We have reached the end!  Kind of!  Black and White 2 have an unusually large amount of “post-game” material, including the whole southeastern subregion that actually includes the hometown of the original Black and White player character.  The Exp. Share boys are, understandably, not continuing to abide by Kingslocke rules after defeating Iris, but I think I’ll keep drawing cards as I explore the remaining corners of Unova’s map – and maybe even seek out an endgame boss or two.

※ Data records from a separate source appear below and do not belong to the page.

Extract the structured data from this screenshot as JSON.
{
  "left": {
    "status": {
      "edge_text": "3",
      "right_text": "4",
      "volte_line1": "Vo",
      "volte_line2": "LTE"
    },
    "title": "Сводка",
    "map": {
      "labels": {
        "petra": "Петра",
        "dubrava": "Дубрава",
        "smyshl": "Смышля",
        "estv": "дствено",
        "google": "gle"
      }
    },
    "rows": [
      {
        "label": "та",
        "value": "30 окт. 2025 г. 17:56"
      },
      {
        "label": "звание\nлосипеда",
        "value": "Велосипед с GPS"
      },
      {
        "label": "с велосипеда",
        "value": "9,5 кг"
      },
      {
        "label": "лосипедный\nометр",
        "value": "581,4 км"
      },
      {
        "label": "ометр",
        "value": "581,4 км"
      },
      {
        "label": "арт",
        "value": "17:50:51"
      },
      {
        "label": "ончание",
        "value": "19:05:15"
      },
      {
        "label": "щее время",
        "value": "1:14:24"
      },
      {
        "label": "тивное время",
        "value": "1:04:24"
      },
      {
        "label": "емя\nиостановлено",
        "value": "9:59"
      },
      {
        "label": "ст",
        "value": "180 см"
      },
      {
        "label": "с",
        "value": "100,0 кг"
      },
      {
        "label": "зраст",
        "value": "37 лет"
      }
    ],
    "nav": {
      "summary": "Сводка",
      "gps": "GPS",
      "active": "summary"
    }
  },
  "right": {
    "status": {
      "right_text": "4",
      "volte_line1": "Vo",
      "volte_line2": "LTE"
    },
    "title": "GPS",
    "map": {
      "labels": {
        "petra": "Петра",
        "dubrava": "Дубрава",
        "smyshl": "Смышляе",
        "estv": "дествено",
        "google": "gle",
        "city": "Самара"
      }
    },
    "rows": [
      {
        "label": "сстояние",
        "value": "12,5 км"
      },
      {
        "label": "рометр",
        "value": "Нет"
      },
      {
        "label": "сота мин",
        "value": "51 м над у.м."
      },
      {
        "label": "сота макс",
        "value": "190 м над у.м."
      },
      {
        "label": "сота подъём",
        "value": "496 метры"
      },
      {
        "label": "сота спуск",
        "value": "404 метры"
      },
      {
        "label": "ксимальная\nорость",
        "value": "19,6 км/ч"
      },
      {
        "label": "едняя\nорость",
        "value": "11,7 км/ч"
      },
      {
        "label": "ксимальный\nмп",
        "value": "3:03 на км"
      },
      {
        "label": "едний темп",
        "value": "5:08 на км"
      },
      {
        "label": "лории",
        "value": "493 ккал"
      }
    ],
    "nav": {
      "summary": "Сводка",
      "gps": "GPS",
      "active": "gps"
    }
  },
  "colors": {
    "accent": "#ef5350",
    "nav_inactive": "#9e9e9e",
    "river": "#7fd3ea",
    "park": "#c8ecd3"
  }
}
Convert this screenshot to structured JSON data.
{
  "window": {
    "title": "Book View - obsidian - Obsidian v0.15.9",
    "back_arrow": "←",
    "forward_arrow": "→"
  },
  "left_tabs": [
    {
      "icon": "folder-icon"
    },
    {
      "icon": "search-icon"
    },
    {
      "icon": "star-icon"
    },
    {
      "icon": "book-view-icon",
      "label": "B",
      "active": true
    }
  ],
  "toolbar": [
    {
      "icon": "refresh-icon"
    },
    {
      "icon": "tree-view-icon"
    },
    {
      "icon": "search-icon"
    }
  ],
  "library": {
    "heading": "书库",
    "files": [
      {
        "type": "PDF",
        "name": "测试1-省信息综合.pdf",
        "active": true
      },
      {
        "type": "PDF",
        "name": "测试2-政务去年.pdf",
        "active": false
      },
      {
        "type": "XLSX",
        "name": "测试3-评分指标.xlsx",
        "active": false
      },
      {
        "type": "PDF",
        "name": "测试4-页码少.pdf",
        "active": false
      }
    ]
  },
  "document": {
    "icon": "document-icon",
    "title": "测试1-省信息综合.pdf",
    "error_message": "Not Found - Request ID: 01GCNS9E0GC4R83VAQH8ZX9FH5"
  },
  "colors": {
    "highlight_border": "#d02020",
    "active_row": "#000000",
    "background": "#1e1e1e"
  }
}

Finally for today, let’s review our team and cards:

The Chariot – has been drawn once; up to 5 other Major Arcana cards can be in play

The Hierophant – must pay a tithe to use Pokémon Centres

The Fool – must cycle highest- and lowest-level Pokémon in and out of the team

Ace of Cups – Pokémon cannot switch in battle and must be used in party order

Four of Pentacles – No STAB moves

King of Wands – Detective Coolumbo the Tranquill is in the Vessel

King of Swords – Aurelia the Growlithe is in the Vessel

King of Pentacles – Carmen San Francisco the Mienfoo is in the Vessel

2 thoughts on “Black 2 Kingslocke: Episode 10

  1. Well that was smoother than the Sinnoh League.
    So many plot points remain unresolved though, I hope the post-game covers some of these!
    -Will the evil and naughty machinations of the Patratriarchy come to an end? Will Patracia smash?
    -Will Calafia regain control of her uh kingdom (was it a kingdom?)? Might she have a powerful ally in Nefertiti? Does Nefertiti acknowledge her teammates contributions to the E4 takeover? Is having Nefertiti as an ally in any way useful?
    -Will Mulberry get decent moves?
    -Will Coolumbo ever solve that case?
    -Will Lieutenant Derby keep serial dating or will he finally settle down (with Carmen my one true ship)?
    -How is Farstink’s garden shaping up?
    -Might there be any additional circumstances that Alanis will consider ironic?